There are three levels to their range of wines.  Their entry level is Classique; then there are  five different varietal  Terroirs, based on different soils, and best of all is the Castalides range.  What follows is what I tasted.   They had sold out of the Reserve in the Castalides range – it had just been Parkerised!  

Terroir 2013 Sauvignon - 5.95€
2013 is their first vintage of Sauvignon, from a two hectare plot that they have just bought.   The vineyard needs some work.   Pale colour delicate nose.  A touch of minerality and quite fresh with good acidity, but lacking a little in real flavour.  Next year they are aiming for a lower yield.

Terroir 2013 Chardonnay – 5.95€
Light colour. Quite a delicate nose.  Lightly rounded and buttery, with some acidity. Quite fresh and easy.   These vines were planted in 2007.

Classique 2013 Rosé  - 5.50€
Mainly Cinsaut with some Syrah.  Saigné.  Pale colour.  Quite a rounded nose.  Quite ripe with a touch of spice.  Quite vinous with a touch of sugar on the finish, in fact 7 gms/l, just to soften it.  I found it went slightly cloying.  It is intended for the German market.

2013 Classique Rouge
A blend of Syrah and Mourvèdre.  Young colour.  Medium depth.  Quite soft red fruit, soft and rounded with a streak of tannin, and again a touch of residual sugar, 6 gms/l, to make for easy drinking.

I didn’t  taste the Classique Blanc as that comes from bought in grapes, and is a blend of Chardonnay and Sauvignon.

Terroir Cabernet Sauvignon 2013 Pabiro – 8.95€
Pabrio is the name of the vineyard.  Élevage in vat.  Deep colour.  Quite a rounded nose with a touch of cassis.   Quite a rounded wine, with a ripe finish and soft tannins, and a streak of freshness, characteristic of the vintage.

Terroir 2013 Merlot – 8.95€
From both new and old vines.  Élevage in vat.  Good colour.
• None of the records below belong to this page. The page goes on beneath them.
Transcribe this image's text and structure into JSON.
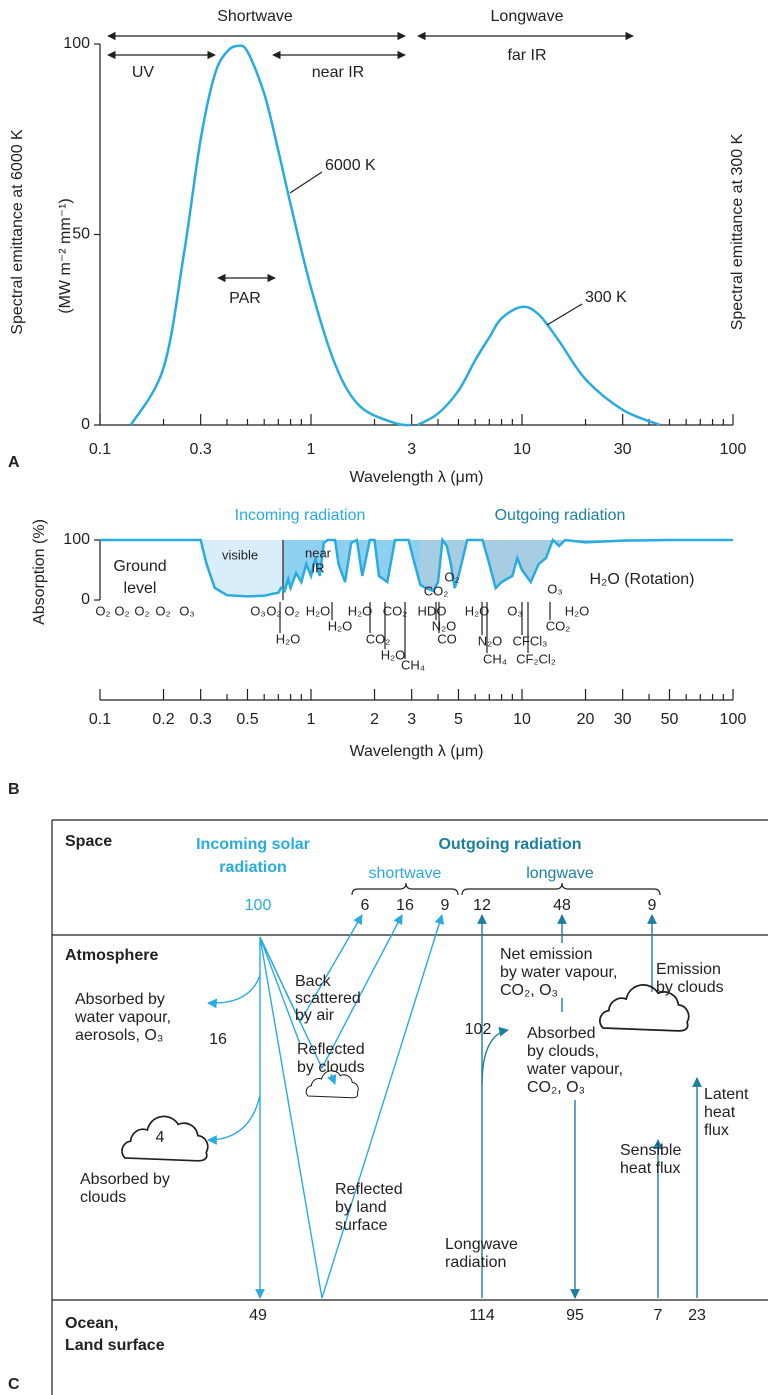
{
  "chart_data": [
    {
      "type": "line",
      "panel_label": "A",
      "xlabel": "Wavelength λ (μm)",
      "ylabel": [
        "Spectral emittance at 6000 K",
        "(MW m⁻² mm⁻¹)"
      ],
      "y2label": [
        "Spectral emittance at 300 K",
        "(MW m⁻² mm⁻¹)"
      ],
      "log_x": true,
      "xlim": [
        0.1,
        100
      ],
      "xticks": [
        0.1,
        0.3,
        1,
        3,
        10,
        30,
        100
      ],
      "minor_xticks": [
        0.2,
        0.4,
        0.5,
        0.6,
        0.7,
        0.8,
        0.9,
        2,
        4,
        5,
        6,
        7,
        8,
        9,
        20,
        40,
        50,
        60,
        70,
        80,
        90
      ],
      "ylim": [
        0,
        100
      ],
      "yticks": [
        0,
        50,
        100
      ],
      "annotations": {
        "shortwave": "Shortwave",
        "longwave": "Longwave",
        "uv": "UV",
        "near_ir": "near IR",
        "far_ir": "far IR",
        "par": "PAR"
      },
      "series": [
        {
          "name": "6000 K",
          "color": "#29abe2",
          "x": [
            0.14,
            0.2,
            0.25,
            0.3,
            0.35,
            0.4,
            0.45,
            0.5,
            0.6,
            0.7,
            0.8,
            1,
            1.3,
            1.7,
            2.5,
            3
          ],
          "values": [
            0,
            15,
            45,
            75,
            92,
            98,
            99.5,
            98,
            87,
            72,
            58,
            36,
            16,
            5,
            0.5,
            0
          ]
        },
        {
          "name": "300 K",
          "color": "#29abe2",
          "x": [
            3.2,
            4,
            5,
            6,
            7,
            8,
            10,
            12,
            15,
            20,
            30,
            45
          ],
          "values": [
            0,
            3,
            9,
            17,
            23,
            28,
            31,
            29,
            22,
            12,
            4,
            0
          ]
        }
      ]
    },
    {
      "type": "area",
      "panel_label": "B",
      "xlabel": "Wavelength λ (μm)",
      "ylabel": "Absorption (%)",
      "log_x": true,
      "xlim": [
        0.1,
        100
      ],
      "xticks": [
        0.1,
        0.2,
        0.3,
        0.5,
        1,
        2,
        3,
        5,
        10,
        20,
        30,
        50,
        100
      ],
      "minor_xticks": [
        0.4,
        0.6,
        0.7,
        0.8,
        0.9,
        4,
        6,
        7,
        8,
        9,
        40,
        60,
        70,
        80,
        90
      ],
      "ylim": [
        0,
        100
      ],
      "yticks": [
        0,
        100
      ],
      "annotations": {
        "incoming": "Incoming radiation",
        "outgoing": "Outgoing radiation",
        "visible": "visible",
        "near_ir": [
          "near",
          "IR"
        ],
        "ground": [
          "Ground",
          "level"
        ],
        "rotation": "H₂O (Rotation)"
      },
      "absorbers": [
        "O₂",
        "O₂",
        "O₂",
        "O₂",
        "O₃",
        "O₃",
        "O₂",
        "O₂",
        "H₂O",
        "H₂O",
        "CO₂",
        "HDO",
        "H₂O",
        "O₃",
        "H₂O",
        "H₂O",
        "N₂O",
        "CO₂",
        "H₂O",
        "CO₂",
        "CO",
        "N₂O",
        "CFCl₃",
        "H₂O",
        "CH₄",
        "CH₄",
        "CF₂Cl₂",
        "CO₂",
        "O₂",
        "O₃"
      ],
      "series": [
        {
          "name": "Absorption",
          "color": "#29abe2",
          "x": [
            0.1,
            0.3,
            0.32,
            0.35,
            0.4,
            0.5,
            0.6,
            0.65,
            0.7,
            0.72,
            0.75,
            0.78,
            0.8,
            0.85,
            0.9,
            0.95,
            1,
            1.05,
            1.1,
            1.15,
            1.2,
            1.3,
            1.35,
            1.45,
            1.55,
            1.65,
            1.75,
            1.9,
            2,
            2.1,
            2.3,
            2.5,
            2.7,
            2.9,
            3.1,
            3.3,
            3.5,
            3.8,
            4,
            4.2,
            4.4,
            4.6,
            4.8,
            5,
            5.5,
            6,
            6.5,
            7,
            7.5,
            8,
            9,
            9.5,
            10,
            11,
            12,
            13,
            14,
            15,
            16,
            18,
            20,
            30,
            50,
            100
          ],
          "values": [
            100,
            100,
            60,
            20,
            8,
            6,
            7,
            10,
            12,
            20,
            15,
            35,
            20,
            45,
            30,
            60,
            40,
            70,
            40,
            95,
            100,
            100,
            60,
            30,
            95,
            100,
            40,
            100,
            100,
            40,
            30,
            100,
            100,
            100,
            60,
            25,
            20,
            15,
            30,
            100,
            90,
            60,
            20,
            40,
            100,
            100,
            100,
            60,
            20,
            30,
            40,
            70,
            50,
            30,
            60,
            70,
            100,
            90,
            100,
            98,
            96,
            99,
            100,
            100
          ]
        }
      ]
    }
  ],
  "diagram": {
    "label": "C",
    "zones": {
      "space": "Space",
      "atmosphere": "Atmosphere",
      "surface": [
        "Ocean,",
        "Land surface"
      ]
    },
    "incoming": {
      "title": [
        "Incoming solar",
        "radiation"
      ],
      "value": 100
    },
    "outgoing": {
      "title": "Outgoing radiation",
      "shortwave": "shortwave",
      "longwave": "longwave",
      "shortwave_values": [
        6,
        16,
        9
      ],
      "longwave_values": [
        12,
        48,
        9
      ]
    },
    "backscatter": [
      "Back",
      "scattered",
      "by air"
    ],
    "absorbed_gas": {
      "text": [
        "Absorbed by",
        "water vapour,",
        "aerosols, O₃"
      ],
      "value": 16
    },
    "reflected_clouds": [
      "Reflected",
      "by clouds"
    ],
    "absorbed_clouds": {
      "text": [
        "Absorbed by",
        "clouds"
      ],
      "value": 4
    },
    "reflected_land": [
      "Reflected",
      "by land",
      "surface"
    ],
    "surface_absorbed": 49,
    "net_emission": [
      "Net emission",
      "by water vapour,",
      "CO₂, O₃"
    ],
    "emission_clouds": [
      "Emission",
      "by clouds"
    ],
    "absorbed_atm": {
      "text": [
        "Absorbed",
        "by clouds,",
        "water vapour,",
        "CO₂, O₃"
      ],
      "value": 102
    },
    "longwave_rad": {
      "text": [
        "Longwave",
        "radiation"
      ],
      "value": 114
    },
    "back_radiation": 95,
    "sensible": {
      "text": [
        "Sensible",
        "heat flux"
      ],
      "value": 7
    },
    "latent": {
      "text": [
        "Latent",
        "heat",
        "flux"
      ],
      "value": 23
    }
  }
}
Quite a firm nose, with firm fruit on the palate and some dry cassis.  Not my favourite grape variety from the Midi, but this successfully avoids the common fault among Merlots from the Midi of jamminess.   

Les Vins Castalides, 2012 Edition, Pézenas – 14.90€
I needed to be told that Castalides were water nymphs, who lived in a well, and inspired a poet who drank the water from that well.  We are of course meant to be inspired by the wine.  It is a selection of the best plots of Syrah and Grenache on slopes at 250 metres.   Each plot is vinified and aged separately.  They favour several different coopers, Seguin Moreau, Boutes and François Frères amongst others.   Deep colour.  Quite ripe dense solid oak on the nose.  A firm oaky streak on the palate, balanced with a very good concentration of fruit.  Good length.  An explosion of flavour in the mouth, rich and tannic with black fruit, tapenade and garrigues and chocolate on the finish.  Lots of character.   I’d love to try it again when it is ten years old.
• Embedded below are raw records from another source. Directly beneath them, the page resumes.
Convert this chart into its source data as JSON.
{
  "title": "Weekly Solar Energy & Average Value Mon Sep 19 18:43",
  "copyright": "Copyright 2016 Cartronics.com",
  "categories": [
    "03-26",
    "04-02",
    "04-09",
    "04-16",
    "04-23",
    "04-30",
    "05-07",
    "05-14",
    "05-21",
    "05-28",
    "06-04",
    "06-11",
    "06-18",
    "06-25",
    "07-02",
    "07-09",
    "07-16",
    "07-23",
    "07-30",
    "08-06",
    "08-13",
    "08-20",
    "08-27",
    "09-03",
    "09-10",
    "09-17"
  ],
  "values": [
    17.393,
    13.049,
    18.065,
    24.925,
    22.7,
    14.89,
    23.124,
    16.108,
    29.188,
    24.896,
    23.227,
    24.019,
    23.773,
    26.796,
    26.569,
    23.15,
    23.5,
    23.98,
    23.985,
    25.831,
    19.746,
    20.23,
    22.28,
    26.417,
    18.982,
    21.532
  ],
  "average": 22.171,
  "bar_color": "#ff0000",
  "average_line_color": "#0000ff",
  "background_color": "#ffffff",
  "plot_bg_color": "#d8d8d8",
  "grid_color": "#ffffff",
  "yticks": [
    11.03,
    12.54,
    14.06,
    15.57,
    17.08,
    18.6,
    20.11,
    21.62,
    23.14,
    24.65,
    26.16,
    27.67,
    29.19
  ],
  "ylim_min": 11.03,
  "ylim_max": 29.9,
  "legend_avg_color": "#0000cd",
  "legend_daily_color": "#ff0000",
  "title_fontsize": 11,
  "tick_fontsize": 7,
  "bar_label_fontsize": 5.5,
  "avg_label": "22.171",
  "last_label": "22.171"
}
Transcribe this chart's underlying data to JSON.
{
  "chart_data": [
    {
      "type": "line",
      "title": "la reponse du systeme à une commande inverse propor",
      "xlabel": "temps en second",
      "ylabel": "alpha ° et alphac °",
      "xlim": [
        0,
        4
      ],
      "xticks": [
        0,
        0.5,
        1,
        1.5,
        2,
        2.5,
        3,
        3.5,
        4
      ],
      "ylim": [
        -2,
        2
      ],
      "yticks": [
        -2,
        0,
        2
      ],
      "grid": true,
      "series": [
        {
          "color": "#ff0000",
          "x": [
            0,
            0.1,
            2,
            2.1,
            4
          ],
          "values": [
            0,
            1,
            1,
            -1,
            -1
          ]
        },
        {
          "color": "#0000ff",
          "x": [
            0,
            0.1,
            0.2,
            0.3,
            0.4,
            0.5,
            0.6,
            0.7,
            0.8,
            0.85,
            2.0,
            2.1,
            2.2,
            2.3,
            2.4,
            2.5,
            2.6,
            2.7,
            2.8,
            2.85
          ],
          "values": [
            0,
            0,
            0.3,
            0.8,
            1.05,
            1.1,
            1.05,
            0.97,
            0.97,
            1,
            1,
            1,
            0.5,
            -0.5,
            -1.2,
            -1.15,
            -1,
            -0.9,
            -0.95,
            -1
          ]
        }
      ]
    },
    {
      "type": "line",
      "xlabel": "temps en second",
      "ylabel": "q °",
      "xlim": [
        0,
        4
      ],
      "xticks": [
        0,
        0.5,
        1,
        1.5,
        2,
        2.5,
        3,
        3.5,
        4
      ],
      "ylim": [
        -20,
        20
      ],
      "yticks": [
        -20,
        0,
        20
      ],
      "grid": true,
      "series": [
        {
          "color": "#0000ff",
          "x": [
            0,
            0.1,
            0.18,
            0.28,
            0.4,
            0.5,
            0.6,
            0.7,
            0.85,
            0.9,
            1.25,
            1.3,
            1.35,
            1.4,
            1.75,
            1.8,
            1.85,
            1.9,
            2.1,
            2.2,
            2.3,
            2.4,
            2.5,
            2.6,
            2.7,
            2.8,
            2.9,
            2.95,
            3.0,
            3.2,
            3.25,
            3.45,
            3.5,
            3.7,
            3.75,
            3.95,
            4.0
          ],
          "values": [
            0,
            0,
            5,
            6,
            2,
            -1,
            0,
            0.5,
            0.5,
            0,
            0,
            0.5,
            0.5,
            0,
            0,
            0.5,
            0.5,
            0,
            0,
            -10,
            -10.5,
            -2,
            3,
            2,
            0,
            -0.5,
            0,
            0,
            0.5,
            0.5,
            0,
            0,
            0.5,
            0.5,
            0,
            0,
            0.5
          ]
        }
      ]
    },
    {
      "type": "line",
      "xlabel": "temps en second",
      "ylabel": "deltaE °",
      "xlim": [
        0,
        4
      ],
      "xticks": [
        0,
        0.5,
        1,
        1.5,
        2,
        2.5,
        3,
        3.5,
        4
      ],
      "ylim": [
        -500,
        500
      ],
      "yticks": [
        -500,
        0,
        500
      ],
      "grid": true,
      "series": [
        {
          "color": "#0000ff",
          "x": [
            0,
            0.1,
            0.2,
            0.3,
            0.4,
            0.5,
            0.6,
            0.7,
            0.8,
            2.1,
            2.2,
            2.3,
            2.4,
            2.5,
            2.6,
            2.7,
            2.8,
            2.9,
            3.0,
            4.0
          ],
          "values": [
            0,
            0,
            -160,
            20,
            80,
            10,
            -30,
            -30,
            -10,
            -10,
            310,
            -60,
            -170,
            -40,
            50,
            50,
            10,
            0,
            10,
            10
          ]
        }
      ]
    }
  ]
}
Sandrina talked about how their work has evolved in the vineyard.  The former owner accepts their ideas and since 2007 they have really focussed on the vineyard, reducing yields.  The palissage has changed; canopy management has improved and they analysed the soil carefully before any replanting.  Mr. Freund may be an absentee owner, but he does visit every six weeks or so.
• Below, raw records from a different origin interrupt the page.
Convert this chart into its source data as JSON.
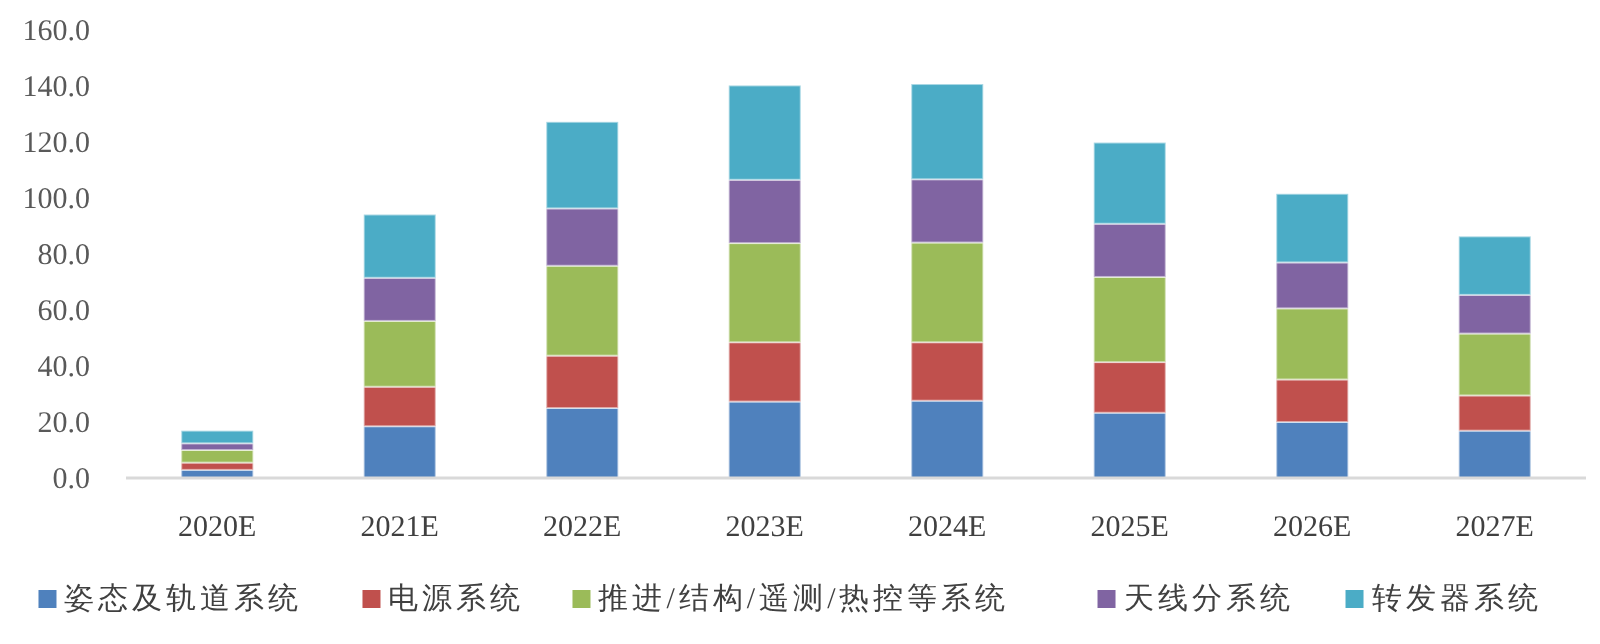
{
  "chart_data": {
    "type": "bar",
    "stacked": true,
    "categories": [
      "2020E",
      "2021E",
      "2022E",
      "2023E",
      "2024E",
      "2025E",
      "2026E",
      "2027E"
    ],
    "series": [
      {
        "name": "姿态及轨道系统",
        "color": "#4f81bd",
        "values": [
          2.9,
          18.5,
          25.0,
          27.3,
          27.6,
          23.3,
          20.0,
          16.9
        ]
      },
      {
        "name": "电源系统",
        "color": "#c0504d",
        "values": [
          2.6,
          14.1,
          18.7,
          21.2,
          20.9,
          18.1,
          15.2,
          12.6
        ]
      },
      {
        "name": "推进/结构/遥测/热控等系统",
        "color": "#9bbb59",
        "values": [
          4.5,
          23.5,
          32.1,
          35.4,
          35.6,
          30.4,
          25.4,
          22.1
        ]
      },
      {
        "name": "天线分系统",
        "color": "#8064a2",
        "values": [
          2.4,
          15.4,
          20.5,
          22.6,
          22.6,
          19.0,
          16.4,
          13.8
        ]
      },
      {
        "name": "转发器系统",
        "color": "#4bacc6",
        "values": [
          4.5,
          22.6,
          30.9,
          33.7,
          34.0,
          29.0,
          24.5,
          20.9
        ]
      }
    ],
    "ylim": [
      0,
      160
    ],
    "yticks": [
      {
        "value": 0,
        "label": "0.0"
      },
      {
        "value": 20,
        "label": "20.0"
      },
      {
        "value": 40,
        "label": "40.0"
      },
      {
        "value": 60,
        "label": "60.0"
      },
      {
        "value": 80,
        "label": "80.0"
      },
      {
        "value": 100,
        "label": "100.0"
      },
      {
        "value": 120,
        "label": "120.0"
      },
      {
        "value": 140,
        "label": "140.0"
      },
      {
        "value": 160,
        "label": "160.0"
      }
    ],
    "grid": false,
    "legend": "bottom"
  }
}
2012 Icône, Pézenas    – 26.90€
Equal parts of Syrah and Mourvèdre.  The best Mourvèdre they have, and Syrah is grown on a slope – most of their vineyards are on undulating rather than steep slopes.  The wine spends 18 months in oak.  Good deep colour.  A touch of oak on the nose, but fresher spice than for Edition.  More structured.  Rounded and ripe, with notes of tapenade from the Syrah, while the Mourvèdre gives backbone and notes of the garrigues.   Sandrina observed that Mr. Freund likes concentrated wines.  The fruit must dominate the flavour, not the wood, and there must be some freshness too.  And she summed up the style of the wines of La Grange, by describing them as modern wines, with fruit.      They certainly illustrate some of the current trends of the Midi.